Category Archives: Arthur A Levine Books

Rules of Summer by Shaun Tan

Title: Rules of Summer
Author: Shaun Tan
Publisher: Arthur A. Levine Books
ISBN: 978-0545639125
Genre: Children’s Fiction, Picture Books
Pages: 48
Source: Publisher
Rating: 5 Stars

I remember when I first read Shaun Tan. It was the book Arrival and it was without words. Pictures said it all and there was really no need for words. I also remember loving that book to the hilt and recommending it to one and all. It spoke of the immigrant status so well and brought up so many issues without saying anything at all. I then chanced upon “Rules of Summer” last year and the publisher Scholastic was kind enough to send me a copy. It is a different story that I only read it this year and loved it to bits, as expected.

“Rules of summer” is a coming of age story, but told in such a weird manner that only Shaun Tan can. Rules of summer are the ones that can be made up by your older brother and you have to follow them all through summer. It is the kind of rules that border into fantasy from reality and that’s how they should be. I used to think that some books of Shaun Tan aren’t meant for children and rightly so but this one is out and out a children’s books and brilliant at that.

The words are perfect for a six-year old and above and the illustrations are magnificent and extremely imaginative. The rules are sinister but go with the story and it is most certainly about terrains that are forbidden for children but they go there anyway. Shaun Tan’s illustrations are out of this world. I must say this again because they must be given more than their due. And as you go along adding up the rules to the pictures, the book makes perfect sense at the end. A book not just for kids but adults as well. One of those reads that will enter your dreams.

Book Review: The Arrival by Shaun Tan

Title: The Arrival
Author: Shaun Tan
Publisher: Arthur A Levine Books
ISBN: 978-0439895293
Genre: Picture Book
Pages: 128
Source: Library
Rating: 5/5

How do you review a book which is all about pictures? It is easier to review it you might think. Even I thought so. But here I am, trying to search for words to review a book that had not a single word in it but was full of emotion and a great story to tell. The Arrival by Shaun Tan is one such book and trust me when I say that beautiful doesn’t even begin to cover it.

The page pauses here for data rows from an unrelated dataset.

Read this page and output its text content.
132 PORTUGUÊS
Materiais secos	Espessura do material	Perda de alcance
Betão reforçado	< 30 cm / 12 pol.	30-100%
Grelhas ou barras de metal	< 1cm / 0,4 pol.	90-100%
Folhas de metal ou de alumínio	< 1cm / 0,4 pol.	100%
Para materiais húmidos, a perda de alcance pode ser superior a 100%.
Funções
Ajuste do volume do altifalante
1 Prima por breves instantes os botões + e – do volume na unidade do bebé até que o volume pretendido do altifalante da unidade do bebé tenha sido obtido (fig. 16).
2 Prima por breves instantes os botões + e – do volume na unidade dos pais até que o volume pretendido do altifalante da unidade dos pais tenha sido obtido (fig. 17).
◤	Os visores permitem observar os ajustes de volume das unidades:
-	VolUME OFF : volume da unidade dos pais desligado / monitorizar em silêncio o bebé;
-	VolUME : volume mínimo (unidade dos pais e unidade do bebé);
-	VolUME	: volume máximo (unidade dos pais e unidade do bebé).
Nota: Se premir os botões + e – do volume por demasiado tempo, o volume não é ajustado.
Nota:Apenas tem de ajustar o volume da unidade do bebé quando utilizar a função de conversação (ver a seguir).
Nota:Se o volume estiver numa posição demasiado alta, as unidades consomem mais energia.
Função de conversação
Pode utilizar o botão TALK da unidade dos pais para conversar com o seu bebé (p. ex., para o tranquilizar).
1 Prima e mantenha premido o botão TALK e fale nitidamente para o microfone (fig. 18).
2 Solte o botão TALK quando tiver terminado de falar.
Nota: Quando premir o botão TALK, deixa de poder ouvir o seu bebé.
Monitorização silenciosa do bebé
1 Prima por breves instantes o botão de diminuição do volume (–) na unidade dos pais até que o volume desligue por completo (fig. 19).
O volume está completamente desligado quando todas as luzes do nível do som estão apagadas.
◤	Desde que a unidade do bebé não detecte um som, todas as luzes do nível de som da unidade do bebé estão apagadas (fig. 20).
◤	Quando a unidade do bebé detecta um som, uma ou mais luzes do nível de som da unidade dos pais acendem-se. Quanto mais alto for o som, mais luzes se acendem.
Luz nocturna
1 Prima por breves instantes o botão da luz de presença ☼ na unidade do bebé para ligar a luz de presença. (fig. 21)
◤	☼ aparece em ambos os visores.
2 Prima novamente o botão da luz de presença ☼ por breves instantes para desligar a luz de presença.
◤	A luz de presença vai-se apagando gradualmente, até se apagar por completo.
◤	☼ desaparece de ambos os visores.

The Arrival is a story told in pictures and nothing else. Come to think of it, nothing else is needed sometimes to tell a story but pictures. Words but after all are secondary to emotions and if emotions can do the job, then really why speak at all? The Arrival is a story of the “immigrant experience”. There are some books that grab you by the throat and some that change the way you think, while there are others who instantly shock and awe you. The Arrival belongs to the last category. I have never read anything like this book that in essence places the reader so perfectly in the shoes of an outsider, trying to fit in and be a part of the new world, so to speak.

Shaun Tan is an illustrator to start with and what an illustrator that man is. Shaun Tan has created a world that is not only strange to us but also the protagonist. A man leaves his home for the new world. The assumption is to make money. Once he arrives in the strange world, he cannot help but be in awe of it. Everything is different. From pets (with strange tails and ways and resemble cats and dogs and butterflies and pigeons) to language to mode of transportation and the way they live in cone-shaped structures to what they eat. Here the man meets other immigrants and knows of their stories of escape and how they arrived in this land. Amidst all this, he learns more about this land and grows to love the tadpole like creature that follows him everywhere (almost like a dog). Towards the end, his family has arrived and we see how they have grown to love the city and be a part of it.

For me the beauty of the book lay in the pictures. Having said that, with every page I turned, I was fascinated by the author’s thought-process. What must have gone through the illustrator’s mind to tell a story like that? A story so fantastically real, and depicting the universal emotion of facing something strange or new. The book is remarkable and I was in total awe of it. The images are not difficult to decipher – they make you stop and wonder about how the imagery must have formed in the illustrator’s mind and with such lucidity it is put on paper.

The Arrival has been one of the best books I have experienced this year. I say experienced because there is no other way to describe it. The book takes you on a different plane. It is beyond words and thank god for it. Because there are times when you do not need words to tell everything. The Arrival is a book with a soul. Read it and experience it.